This section describes how to manage Pulsar IO connectors in a Pulsar cluster. You will learn how to:

  • Deploy builtin connectors
  • Monitor and update running connectors with Pulsar Admin CLI
  • Deploy customized connectors
  • Upgrade a connector

Using Builtin Connectors

Pulsar bundles several builtin connectors that should be used for moving data in and out of commonly used systems such as databases, messaging systems. Getting set up to use these builtin connectors is simple. You can follow the instructions on installing builtin connectors. After setup, all the builtin connectors will be automatically discovered by Pulsar brokers (or function-workers), so no additional installation steps are required.

Configuring Connectors

Configuring Pulsar IO connectors is straightforward. What you need to do is to provide a yaml configuration file when your run connectors. The yaml configuration file basically tells Pulsar where to locate the sources and sinks and how to connect those sources and sinks with Pulsar topics.

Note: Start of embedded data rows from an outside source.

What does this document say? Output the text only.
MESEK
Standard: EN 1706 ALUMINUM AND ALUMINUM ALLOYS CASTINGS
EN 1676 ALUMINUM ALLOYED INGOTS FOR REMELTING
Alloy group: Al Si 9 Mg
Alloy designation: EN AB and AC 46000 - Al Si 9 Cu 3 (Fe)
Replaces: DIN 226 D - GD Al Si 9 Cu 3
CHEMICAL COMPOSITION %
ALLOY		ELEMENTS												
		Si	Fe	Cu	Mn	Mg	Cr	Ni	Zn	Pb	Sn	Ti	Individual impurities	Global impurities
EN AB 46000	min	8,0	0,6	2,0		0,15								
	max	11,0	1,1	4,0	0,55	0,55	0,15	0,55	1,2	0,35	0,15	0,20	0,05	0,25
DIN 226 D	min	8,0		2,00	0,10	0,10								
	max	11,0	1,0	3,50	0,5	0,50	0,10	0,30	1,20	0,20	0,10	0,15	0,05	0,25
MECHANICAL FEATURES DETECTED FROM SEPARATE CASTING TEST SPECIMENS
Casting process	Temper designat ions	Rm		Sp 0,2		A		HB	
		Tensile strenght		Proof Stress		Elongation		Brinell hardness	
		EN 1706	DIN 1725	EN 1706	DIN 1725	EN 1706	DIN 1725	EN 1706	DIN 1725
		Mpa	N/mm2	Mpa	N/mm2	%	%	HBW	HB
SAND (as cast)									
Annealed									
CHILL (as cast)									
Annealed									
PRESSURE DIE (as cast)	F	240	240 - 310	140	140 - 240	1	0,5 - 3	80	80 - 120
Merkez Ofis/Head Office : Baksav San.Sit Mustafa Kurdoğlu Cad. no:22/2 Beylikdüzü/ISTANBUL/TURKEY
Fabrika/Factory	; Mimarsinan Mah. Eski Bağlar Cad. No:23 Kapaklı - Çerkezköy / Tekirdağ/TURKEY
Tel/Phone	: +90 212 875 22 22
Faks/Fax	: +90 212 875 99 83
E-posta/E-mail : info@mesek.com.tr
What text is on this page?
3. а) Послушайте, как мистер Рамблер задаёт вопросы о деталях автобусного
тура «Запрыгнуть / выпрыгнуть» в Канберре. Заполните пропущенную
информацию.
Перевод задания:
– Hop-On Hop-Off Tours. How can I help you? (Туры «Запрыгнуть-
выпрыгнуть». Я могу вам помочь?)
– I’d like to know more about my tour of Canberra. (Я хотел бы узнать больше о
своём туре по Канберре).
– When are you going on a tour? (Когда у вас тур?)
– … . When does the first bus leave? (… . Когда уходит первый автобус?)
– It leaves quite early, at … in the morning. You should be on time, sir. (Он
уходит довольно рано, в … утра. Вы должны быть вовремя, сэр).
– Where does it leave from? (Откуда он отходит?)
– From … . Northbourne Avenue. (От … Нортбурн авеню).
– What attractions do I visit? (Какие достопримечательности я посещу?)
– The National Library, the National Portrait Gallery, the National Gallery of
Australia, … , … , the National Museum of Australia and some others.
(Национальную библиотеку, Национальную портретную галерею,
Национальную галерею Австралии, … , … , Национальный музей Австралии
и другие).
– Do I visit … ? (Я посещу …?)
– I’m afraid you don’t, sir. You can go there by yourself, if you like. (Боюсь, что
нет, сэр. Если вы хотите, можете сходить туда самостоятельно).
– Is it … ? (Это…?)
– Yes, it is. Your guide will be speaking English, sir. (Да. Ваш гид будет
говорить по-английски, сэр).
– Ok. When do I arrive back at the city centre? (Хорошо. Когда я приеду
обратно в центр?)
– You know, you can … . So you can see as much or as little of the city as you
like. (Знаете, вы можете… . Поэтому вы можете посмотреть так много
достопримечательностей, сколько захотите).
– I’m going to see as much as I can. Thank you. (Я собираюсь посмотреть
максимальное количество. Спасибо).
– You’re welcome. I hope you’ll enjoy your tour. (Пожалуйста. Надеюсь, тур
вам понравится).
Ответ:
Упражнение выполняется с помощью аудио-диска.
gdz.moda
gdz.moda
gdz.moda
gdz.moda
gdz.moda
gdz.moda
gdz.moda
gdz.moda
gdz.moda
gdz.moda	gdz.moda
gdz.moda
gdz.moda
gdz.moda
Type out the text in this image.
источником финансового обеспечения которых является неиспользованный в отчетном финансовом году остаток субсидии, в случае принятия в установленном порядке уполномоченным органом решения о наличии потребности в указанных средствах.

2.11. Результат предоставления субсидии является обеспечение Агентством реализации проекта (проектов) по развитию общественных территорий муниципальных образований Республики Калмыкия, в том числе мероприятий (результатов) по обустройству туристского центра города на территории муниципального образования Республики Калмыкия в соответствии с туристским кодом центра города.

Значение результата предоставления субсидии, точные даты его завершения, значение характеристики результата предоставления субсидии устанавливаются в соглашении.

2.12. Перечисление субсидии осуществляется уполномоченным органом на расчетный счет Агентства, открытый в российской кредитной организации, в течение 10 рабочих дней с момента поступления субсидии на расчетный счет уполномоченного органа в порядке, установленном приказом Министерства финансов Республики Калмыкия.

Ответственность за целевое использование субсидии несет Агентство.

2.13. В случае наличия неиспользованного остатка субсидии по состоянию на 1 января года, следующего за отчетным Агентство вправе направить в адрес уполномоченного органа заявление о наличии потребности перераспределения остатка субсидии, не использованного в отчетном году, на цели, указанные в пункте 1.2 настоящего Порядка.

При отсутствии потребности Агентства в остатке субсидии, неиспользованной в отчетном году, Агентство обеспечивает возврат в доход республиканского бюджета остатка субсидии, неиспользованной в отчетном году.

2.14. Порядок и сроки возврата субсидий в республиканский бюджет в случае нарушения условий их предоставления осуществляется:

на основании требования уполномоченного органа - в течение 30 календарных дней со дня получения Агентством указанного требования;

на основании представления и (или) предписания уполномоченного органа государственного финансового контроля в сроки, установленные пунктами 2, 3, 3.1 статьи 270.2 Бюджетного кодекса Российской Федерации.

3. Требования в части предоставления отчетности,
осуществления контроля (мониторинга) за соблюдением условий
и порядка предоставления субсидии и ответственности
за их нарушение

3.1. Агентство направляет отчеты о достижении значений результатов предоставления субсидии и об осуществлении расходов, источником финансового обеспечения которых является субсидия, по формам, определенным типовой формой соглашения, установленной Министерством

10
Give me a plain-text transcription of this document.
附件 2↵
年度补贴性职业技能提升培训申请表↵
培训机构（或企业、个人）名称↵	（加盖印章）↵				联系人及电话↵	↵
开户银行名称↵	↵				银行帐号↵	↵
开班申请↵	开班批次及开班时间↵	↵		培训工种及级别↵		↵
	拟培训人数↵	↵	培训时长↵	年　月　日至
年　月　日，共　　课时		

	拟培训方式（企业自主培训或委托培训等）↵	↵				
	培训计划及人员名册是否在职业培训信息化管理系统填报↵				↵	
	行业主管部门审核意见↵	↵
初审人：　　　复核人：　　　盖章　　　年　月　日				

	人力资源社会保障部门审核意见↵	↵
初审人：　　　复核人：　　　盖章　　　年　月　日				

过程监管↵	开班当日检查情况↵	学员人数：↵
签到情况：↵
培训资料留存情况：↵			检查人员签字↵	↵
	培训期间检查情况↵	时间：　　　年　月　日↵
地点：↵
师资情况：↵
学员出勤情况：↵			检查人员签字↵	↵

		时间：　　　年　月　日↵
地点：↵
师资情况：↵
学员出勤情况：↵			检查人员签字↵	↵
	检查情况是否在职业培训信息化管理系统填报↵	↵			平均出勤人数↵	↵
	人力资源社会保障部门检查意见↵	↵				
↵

Below is an example yaml configuration file for Cassandra Sink:

  1. tenant: public
  2. namespace: default
  3. name: cassandra-test-sink
  4. ...
  5. # cassandra specific config
  6. configs:
  7. roots: "localhost:9042"
  8. keyspace: "pulsar_test_keyspace"
  9. columnFamily: "pulsar_test_table"
  10. keyname: "key"
  11. columnName: "col"

The example yaml basically tells Pulsar which Cassandra cluster to connect, what is the keyspace and columnFamily to be used in Cassandra for collecting data, and how to map a Pulsar message into Cassandra table key and columns.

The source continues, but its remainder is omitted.